Too many of us sit alone consuming endlessly what’s out there without any sense of entitlement to step in. To create, or take up space, or play. Regressing back into the scaffolding of Web 1.0—only worse. Because this time it isn’t due to a lack of knowledge or technological limitation, but a rising social norm that social media is no longer for us. 

Photo by @lamignonette

This great death or robbery or exclusion does not have to be the case. At the beginning of 2026, writer Róisín Lanigan declared in The Guardian that her New Year’s Resolution is to post more, stating: “I wish we weren’t too cool or too bored or too frightened of being judged to invite each other into our online lives a bit more”. Because if we don’t, we will only be edged out. Made to sit in front of our screens passive and irate, unable to see ourselves in our creation. Perhaps in this regard, a “take back the internet” movement is needed. 

Key to this is participation without recognition. The goal cannot centre on gaining followers, viewers, clout, brand deals, or likes, but simply to exercise the web as an outlet of socialised play. Because if we do the opposite, it’s only a matter of time until people once again see sharing as a zero-sum game. That is, in metrics which are unsatisfying or embarrassing to them. We have to kill the voice that says “influencers can post because it’s their job and they make money from it, and thus it is reasonable”.

Reasonability cannot begin and end on money. Post for the sake of creation, to simply say “Look! I’m alive”, to make something beautiful, or silly, or useless in every other way except that it made me happy to do so. 

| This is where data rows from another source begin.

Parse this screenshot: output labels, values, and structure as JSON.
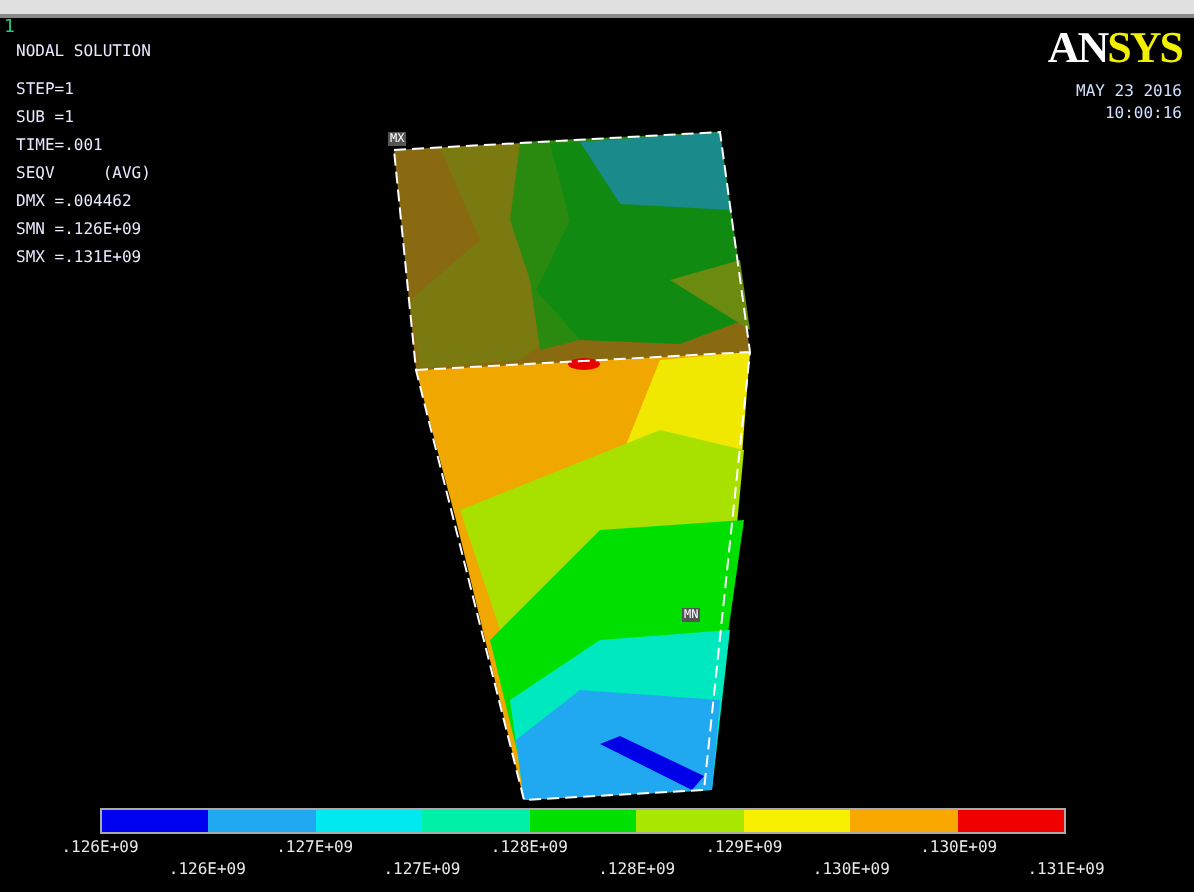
{
  "window_number": "1",
  "info_lines": [
    "NODAL SOLUTION",
    "STEP=1",
    "SUB =1",
    "TIME=.001",
    "SEQV     (AVG)",
    "DMX =.004462",
    "SMN =.126E+09",
    "SMX =.131E+09"
  ],
  "logo_parts": [
    "AN",
    "SYS"
  ],
  "date": "MAY 23 2016",
  "time": "10:00:16",
  "max_label": "MX",
  "min_label": "MN",
  "legend": {
    "bands": [
      {
        "color": "#0000f0"
      },
      {
        "color": "#20a8f0"
      },
      {
        "color": "#00e8f0"
      },
      {
        "color": "#00f0a8"
      },
      {
        "color": "#00e000"
      },
      {
        "color": "#a8e800"
      },
      {
        "color": "#f8f000"
      },
      {
        "color": "#f8a800"
      },
      {
        "color": "#f00000"
      }
    ],
    "labels": [
      ".126E+09",
      ".126E+09",
      ".127E+09",
      ".127E+09",
      ".128E+09",
      ".128E+09",
      ".129E+09",
      ".130E+09",
      ".130E+09",
      ".131E+09"
    ]
  }
}
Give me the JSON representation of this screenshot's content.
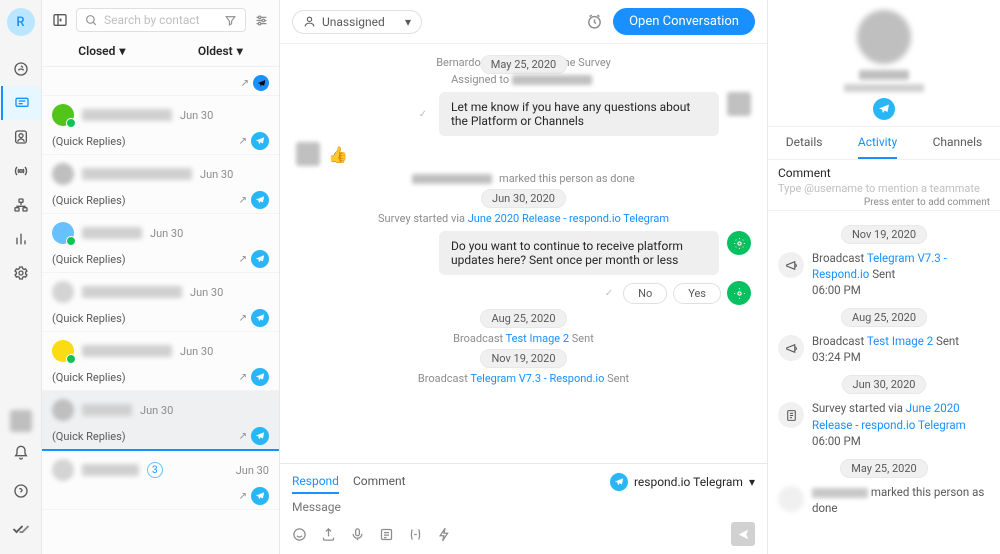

On very long days, when my screen time has hit a worrying number, perhaps the answer is not to toss my phone away, only to pick it up a few minutes later—but to turn and face the music, engaging with social media instead of letting it wash over and ultimately drown me out. That is, to use it as a site of expression: to collage photos, curate playlists, and record the person I may never be again. To, as writers Maria Farrell and Robin Berjon call it, rewild the internet and its ailing ecosystem, treating my profile like a little garden the way we once did on MySpace. And in doing so, we may find that the internet does not have to rain down upon us. There was a time when social media felt like it came from us—like a life force. We can return to that. But the first step is to push back and post more.